Voici donc un chantier colossal qui attend les territoires ultra-marins. Mais il a été estimé comme étant moins chronophage et fastidieux que la méthode qui consisterait à la mise en place d’équivalences de normes nationales et étrangères. En effet, de tels travaux reviendraient à rapprocher des textes normatifs mouvants et qui ont été rédigés selon des philosophies très différentes. Seule une collaboration au sein de comités de normalisation communs pourrait apporter des résultats à très long terme.

Trois produits sur le banc d’essai

Afin d’identifier concrètement les étapes et freins à l’application de l’exemption au marquage CE, trois produits ont été retenus pour tester la démarche : la tôle de couverture, le carrelage et le bois. « Nous avons choisi la tôle parce que la couverture est un sujet central en zone cyclonique.

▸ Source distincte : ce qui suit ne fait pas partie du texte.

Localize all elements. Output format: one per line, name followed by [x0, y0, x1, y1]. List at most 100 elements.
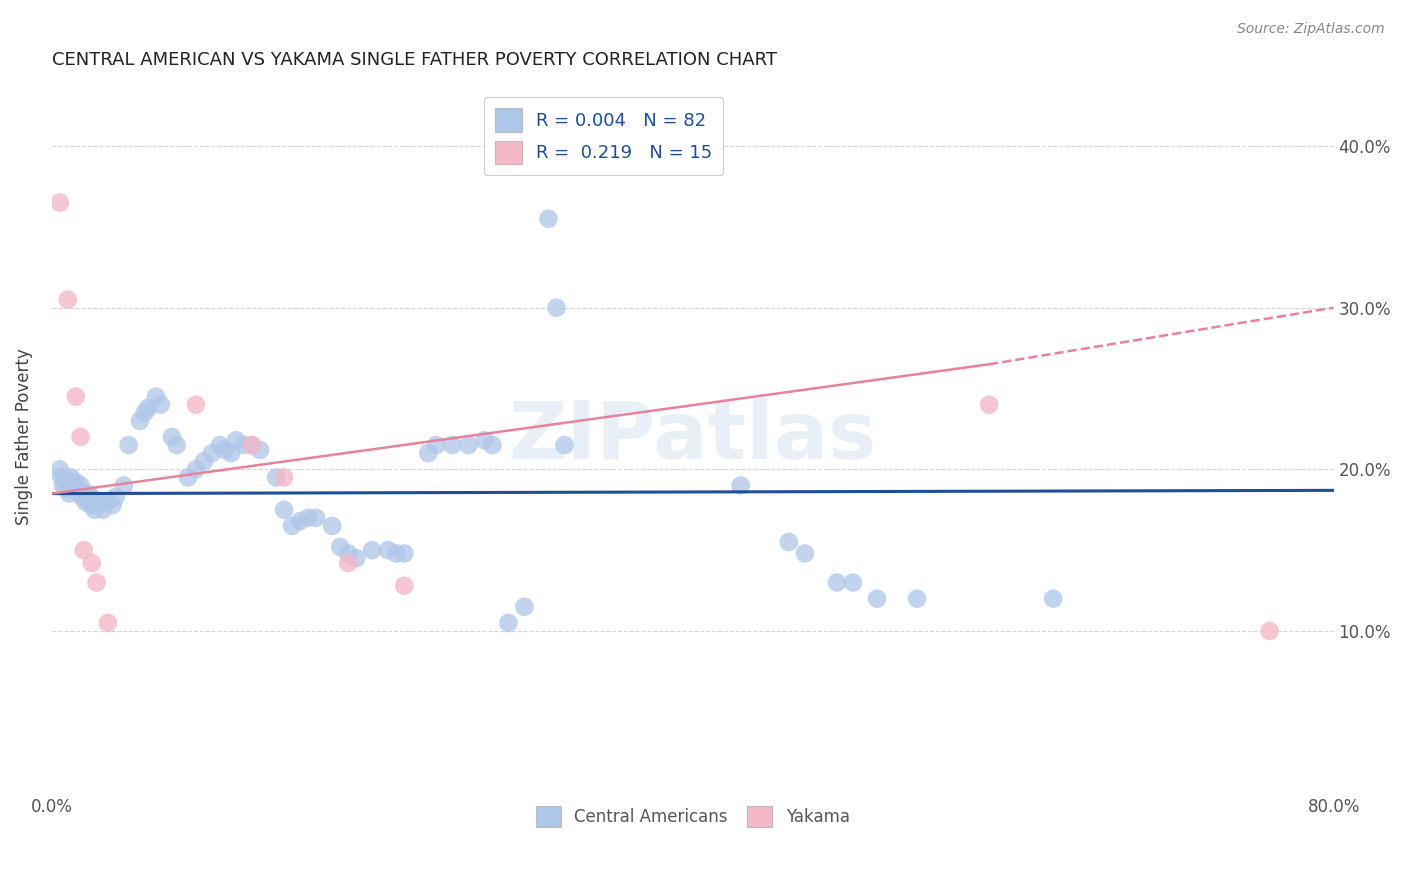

Le carrelage quant à lui bénéficie d’un marquage Upec. Les pays limitrophes des Drom ont des marquages ressemblants. Peut-être pourrons-nous établir des équivalences. Enfin, le bois sera à l’étude car il permet d'aborder la question des matériaux biosourcés. Peut-être aussi que les bois locaux sont mieux adaptés au climat tropical, ce qui reste à prouver. Il s'agira également d'étudier les conséquences sur nos territoires d’un approvisionnement local et l’impact carbone, ainsi que les questions de mises en concurrence et d’économie », détaille Aurélien Lopes. Tout cela au regard des exigences réglementaires, normatives et assurantiels, rappelons-le.

Après une préparation mutualisée, les études et « mises en situation » se feront localement pour chaque territoire, car, seules des concertations locales pourront identifier les difficultés et opportunités vis-à-vis de l’écosystème existant. L’ensemble de ces dispositions et d’autres seront inscrits dans un livre blanc qui sera présenté au salon Batimat à Paris le 1er octobre prochain.

Une instance outre-mer unique
En parallèle de ces travaux, la création d’une instance outre-mer qui permettrait notamment de favoriser la collaboration entre les territoires ultramarins est à l’étude. Cette structure assurera un rôle d’interface entre les instances nationales et les cellules locales. Elle permettra de mutualiser certains travaux et de proposer à l’État et aux instances nationales un interlocuteur crédible sur la question de l’adaptation des normes, tout en privilégiant les concertations locales.